Wednesday, April 16, 2014

A thought about values as a professional planner.


Many years ago I left graduate school to participate in a health planning research project in South America. Before I left I had a chance to meet with a number of the faculty members and talk about the challenges I would be facing. One of them asked me how I would handle dealing with people with very different values about health in my new job.

I was pretty naive at the time. I still believe that there is a great deal of commonality in our values about health and illness. Those who differ from the norm seem to be aberrant. Only a small portion of the population commit suicide. People who seek pain are termed masochists. We came across people who sought out the death of their children, but seemed to do so in desperation facing extreme difficulties in raising them. The vast majority of people would rather be healthy than sick, would rather not face disabilities resulting from past illness, would rather live a long, healthy life than die early. Indeed, helping poor sick children even when they are strangers seems a widely shared value.

We did not discuss the larger question of how health planners deal with conflicts of interests. The tax payers who would rather not be taxed to pay for health services for the poor, the property owners who don't want health facilities located where they might reduce the value of their property, the health workers who want to work in pleasant locations rather than where they might be more needed, the vendors of drugs and equipment who want to maximize their sales and income rather even when doing so may not be the best use of money available for health services, and even the people who steal from health facilities all have objectives other than improving public health.

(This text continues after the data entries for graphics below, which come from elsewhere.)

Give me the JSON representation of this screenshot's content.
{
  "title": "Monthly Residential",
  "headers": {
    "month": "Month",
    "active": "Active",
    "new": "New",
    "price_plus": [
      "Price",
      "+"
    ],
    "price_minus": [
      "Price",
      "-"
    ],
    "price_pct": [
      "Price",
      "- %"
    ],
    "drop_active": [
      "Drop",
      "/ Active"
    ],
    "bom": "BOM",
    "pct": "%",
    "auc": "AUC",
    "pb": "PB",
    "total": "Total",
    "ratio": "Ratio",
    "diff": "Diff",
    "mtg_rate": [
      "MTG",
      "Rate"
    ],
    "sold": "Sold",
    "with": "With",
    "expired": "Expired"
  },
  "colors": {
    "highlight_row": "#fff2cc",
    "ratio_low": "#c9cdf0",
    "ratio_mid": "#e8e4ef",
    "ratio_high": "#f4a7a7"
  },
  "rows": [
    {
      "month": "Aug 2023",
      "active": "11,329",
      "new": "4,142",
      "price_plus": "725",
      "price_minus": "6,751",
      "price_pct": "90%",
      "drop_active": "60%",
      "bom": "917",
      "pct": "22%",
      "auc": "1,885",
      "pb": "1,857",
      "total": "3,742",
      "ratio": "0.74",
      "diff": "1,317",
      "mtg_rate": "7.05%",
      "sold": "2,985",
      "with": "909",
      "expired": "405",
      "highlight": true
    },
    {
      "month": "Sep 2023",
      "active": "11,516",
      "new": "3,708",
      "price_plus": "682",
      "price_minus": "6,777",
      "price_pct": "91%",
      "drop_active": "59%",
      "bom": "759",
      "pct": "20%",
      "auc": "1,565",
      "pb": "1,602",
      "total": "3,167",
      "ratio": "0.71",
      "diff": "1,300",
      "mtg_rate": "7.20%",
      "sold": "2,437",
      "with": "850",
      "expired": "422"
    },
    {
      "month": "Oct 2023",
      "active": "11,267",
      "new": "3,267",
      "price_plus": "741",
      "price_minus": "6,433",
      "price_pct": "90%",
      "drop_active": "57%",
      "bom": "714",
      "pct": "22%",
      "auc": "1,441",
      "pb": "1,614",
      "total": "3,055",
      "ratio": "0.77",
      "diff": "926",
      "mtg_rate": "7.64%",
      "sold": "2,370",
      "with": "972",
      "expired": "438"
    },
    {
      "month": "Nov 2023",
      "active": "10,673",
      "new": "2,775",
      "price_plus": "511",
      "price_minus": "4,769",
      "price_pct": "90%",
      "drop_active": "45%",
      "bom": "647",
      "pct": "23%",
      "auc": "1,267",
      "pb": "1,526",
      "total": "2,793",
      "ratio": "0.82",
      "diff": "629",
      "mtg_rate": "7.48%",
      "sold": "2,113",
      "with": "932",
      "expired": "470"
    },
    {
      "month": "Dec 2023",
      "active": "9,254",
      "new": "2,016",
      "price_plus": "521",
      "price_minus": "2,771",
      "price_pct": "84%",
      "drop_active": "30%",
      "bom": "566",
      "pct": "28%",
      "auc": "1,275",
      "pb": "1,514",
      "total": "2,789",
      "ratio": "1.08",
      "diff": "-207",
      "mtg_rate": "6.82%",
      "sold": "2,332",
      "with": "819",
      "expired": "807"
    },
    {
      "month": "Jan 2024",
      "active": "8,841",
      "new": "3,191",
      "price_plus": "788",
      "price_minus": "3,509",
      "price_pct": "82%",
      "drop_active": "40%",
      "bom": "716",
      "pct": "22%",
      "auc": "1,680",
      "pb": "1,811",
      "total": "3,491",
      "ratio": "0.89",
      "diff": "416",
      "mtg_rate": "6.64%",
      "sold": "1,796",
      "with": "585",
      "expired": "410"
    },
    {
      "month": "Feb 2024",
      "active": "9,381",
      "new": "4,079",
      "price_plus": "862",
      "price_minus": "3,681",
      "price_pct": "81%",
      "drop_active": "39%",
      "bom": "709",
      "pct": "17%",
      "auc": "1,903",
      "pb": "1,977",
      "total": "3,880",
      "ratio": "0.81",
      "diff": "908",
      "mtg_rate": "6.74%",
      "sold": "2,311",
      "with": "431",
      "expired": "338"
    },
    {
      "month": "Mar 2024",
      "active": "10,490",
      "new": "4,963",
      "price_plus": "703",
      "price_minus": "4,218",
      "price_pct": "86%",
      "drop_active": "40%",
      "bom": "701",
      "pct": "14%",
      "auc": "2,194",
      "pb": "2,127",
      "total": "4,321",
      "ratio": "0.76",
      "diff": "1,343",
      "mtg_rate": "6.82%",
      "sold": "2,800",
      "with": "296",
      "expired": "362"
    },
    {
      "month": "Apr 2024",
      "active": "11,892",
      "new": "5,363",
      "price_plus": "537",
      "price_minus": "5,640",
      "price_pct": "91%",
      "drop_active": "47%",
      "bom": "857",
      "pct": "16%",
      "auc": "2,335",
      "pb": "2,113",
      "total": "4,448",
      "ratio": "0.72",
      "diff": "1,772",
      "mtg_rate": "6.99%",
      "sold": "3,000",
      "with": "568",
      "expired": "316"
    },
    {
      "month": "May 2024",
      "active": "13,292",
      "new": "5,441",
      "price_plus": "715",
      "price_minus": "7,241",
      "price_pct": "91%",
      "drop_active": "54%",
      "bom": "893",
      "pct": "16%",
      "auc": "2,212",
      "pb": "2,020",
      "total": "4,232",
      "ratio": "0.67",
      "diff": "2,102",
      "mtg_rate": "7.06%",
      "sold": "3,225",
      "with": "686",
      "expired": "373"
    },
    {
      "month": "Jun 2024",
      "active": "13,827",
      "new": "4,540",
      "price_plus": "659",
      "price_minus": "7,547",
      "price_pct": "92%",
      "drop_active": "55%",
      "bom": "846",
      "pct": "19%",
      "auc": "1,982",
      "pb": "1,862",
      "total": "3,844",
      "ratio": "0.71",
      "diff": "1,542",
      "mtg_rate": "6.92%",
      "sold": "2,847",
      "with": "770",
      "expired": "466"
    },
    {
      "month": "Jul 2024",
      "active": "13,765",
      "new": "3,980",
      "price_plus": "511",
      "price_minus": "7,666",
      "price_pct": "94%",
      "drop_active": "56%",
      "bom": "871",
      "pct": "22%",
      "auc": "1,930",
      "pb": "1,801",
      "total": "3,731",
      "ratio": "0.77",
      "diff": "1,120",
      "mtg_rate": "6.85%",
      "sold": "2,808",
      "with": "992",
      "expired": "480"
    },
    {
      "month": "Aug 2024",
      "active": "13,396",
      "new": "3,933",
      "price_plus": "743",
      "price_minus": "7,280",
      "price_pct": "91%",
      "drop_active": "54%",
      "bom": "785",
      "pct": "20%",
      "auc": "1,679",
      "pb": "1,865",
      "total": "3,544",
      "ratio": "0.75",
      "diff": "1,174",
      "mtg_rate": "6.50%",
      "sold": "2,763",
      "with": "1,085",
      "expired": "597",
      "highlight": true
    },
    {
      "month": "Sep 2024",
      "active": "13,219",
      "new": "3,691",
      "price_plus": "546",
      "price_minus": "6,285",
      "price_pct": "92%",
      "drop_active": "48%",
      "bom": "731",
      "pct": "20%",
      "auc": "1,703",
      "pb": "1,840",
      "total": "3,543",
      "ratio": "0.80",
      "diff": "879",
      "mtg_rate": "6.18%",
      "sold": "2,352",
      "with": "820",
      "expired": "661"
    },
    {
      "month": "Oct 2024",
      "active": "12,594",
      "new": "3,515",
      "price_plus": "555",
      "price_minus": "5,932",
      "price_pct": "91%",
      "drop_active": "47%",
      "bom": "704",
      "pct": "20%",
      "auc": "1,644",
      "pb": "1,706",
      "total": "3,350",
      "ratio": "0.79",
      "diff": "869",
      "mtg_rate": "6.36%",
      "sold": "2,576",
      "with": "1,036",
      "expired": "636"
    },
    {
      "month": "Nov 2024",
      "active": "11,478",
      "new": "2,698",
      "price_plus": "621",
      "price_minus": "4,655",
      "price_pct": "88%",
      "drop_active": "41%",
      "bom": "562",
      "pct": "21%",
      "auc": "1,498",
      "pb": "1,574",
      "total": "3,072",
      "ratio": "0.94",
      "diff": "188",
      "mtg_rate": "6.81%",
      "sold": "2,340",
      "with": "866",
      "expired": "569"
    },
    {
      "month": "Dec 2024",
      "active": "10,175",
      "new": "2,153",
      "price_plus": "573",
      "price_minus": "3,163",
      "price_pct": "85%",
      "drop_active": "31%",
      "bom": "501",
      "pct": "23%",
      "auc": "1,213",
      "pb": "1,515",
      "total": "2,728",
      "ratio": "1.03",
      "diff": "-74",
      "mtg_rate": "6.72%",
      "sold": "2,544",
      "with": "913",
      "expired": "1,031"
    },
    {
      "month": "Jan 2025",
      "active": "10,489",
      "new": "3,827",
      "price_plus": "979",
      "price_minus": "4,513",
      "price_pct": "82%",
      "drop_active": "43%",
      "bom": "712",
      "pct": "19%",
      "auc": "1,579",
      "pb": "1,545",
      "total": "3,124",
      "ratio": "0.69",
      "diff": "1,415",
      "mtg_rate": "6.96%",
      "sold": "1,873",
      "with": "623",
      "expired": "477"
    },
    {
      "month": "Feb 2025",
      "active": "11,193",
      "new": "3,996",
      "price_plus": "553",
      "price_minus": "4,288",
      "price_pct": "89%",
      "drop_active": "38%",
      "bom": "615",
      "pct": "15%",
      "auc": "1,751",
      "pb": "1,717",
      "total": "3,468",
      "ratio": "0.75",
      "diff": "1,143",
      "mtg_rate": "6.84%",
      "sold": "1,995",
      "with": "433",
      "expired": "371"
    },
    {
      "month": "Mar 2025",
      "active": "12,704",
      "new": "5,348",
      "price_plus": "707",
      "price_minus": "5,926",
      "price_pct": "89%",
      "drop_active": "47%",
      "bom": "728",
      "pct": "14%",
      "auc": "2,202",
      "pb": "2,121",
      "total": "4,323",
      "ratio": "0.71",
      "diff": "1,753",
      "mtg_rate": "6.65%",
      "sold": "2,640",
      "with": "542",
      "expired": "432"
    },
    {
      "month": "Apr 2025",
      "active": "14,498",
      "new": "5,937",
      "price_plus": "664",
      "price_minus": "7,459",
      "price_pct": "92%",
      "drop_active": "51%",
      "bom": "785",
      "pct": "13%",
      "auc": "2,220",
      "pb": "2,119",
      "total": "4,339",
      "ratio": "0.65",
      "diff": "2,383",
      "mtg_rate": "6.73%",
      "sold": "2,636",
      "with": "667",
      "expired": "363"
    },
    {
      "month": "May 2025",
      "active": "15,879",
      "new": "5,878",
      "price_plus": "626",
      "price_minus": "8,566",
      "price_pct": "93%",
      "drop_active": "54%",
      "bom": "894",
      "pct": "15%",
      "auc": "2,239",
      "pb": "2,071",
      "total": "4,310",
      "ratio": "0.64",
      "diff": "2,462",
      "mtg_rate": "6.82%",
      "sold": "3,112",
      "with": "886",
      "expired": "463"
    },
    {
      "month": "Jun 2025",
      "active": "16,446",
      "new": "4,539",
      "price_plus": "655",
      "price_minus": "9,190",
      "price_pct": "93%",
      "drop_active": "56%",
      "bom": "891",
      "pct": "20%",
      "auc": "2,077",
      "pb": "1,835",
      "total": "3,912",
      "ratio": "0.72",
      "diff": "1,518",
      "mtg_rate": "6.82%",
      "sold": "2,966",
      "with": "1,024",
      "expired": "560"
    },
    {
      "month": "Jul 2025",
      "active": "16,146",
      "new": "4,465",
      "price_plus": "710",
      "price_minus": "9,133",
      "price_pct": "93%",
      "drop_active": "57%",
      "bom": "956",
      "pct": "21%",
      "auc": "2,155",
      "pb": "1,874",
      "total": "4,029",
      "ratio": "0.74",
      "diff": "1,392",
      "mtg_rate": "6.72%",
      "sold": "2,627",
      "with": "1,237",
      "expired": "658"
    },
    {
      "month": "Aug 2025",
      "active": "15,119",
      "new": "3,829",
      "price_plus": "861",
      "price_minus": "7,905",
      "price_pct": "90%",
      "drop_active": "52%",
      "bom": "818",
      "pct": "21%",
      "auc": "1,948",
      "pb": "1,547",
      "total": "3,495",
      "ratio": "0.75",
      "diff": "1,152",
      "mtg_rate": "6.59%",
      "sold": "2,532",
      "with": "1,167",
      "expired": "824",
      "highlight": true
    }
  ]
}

Of course, there remain issues. The World Health Organization has proposed "Disability Adjusted Life Years" (DALYs) as a good measure of health outcomes for a population, but that is a pretty rough indicator. The Pan American Health Organization long ago included a measure of "transcendence" in its planning methodology to reflect the fact that people (and electorates) are more concerned with some diseases than with others; polio was such a disease in the United States when we had a polio afflicted president and a March of Dimes to fight the disease. What rights to people have to health services, or to health? How does a health service system respond to the fact that health and sickness are often the result of factors outside of medical control?

In point of fact, working as a health planner at increasingly central levels I did find myself facing the second kind of value conflict -- personal benefits conflicting with public. However, it was generally a good approach to assume that I was focusing on improving the public health, reducing sickness and disability, extending life. I was lucky enough to find myself working with others who shared those values. Sometimes we were able to help advance those objectives.

As a health planner I was generally providing information to others who would make the decisions, and dealing with fairly limited issues. I was able to help people make a better decision as to where to build a city hospital, helped design a loan to build a rural health service (which succeeded in cutting child mortality in its service district in half in five years), and helped the World Bank and later the Carter Administration raise the importance of health in the foreign aid portfolio.

I suspect that other "sectoral planners" working in areas such as education, housing and transportation do well be keeping their eyes on the nominal objectives for their sector -- providing an effective service in a cost-efficient manner.

Of course, a harder problem comes for those at the top who are trying to balance many rights and many needs with a limited budget. and given relative freedom to innovate and move resources from one area to another, but forced to negotiate which many interests in developing final portfolios of legislation and programs.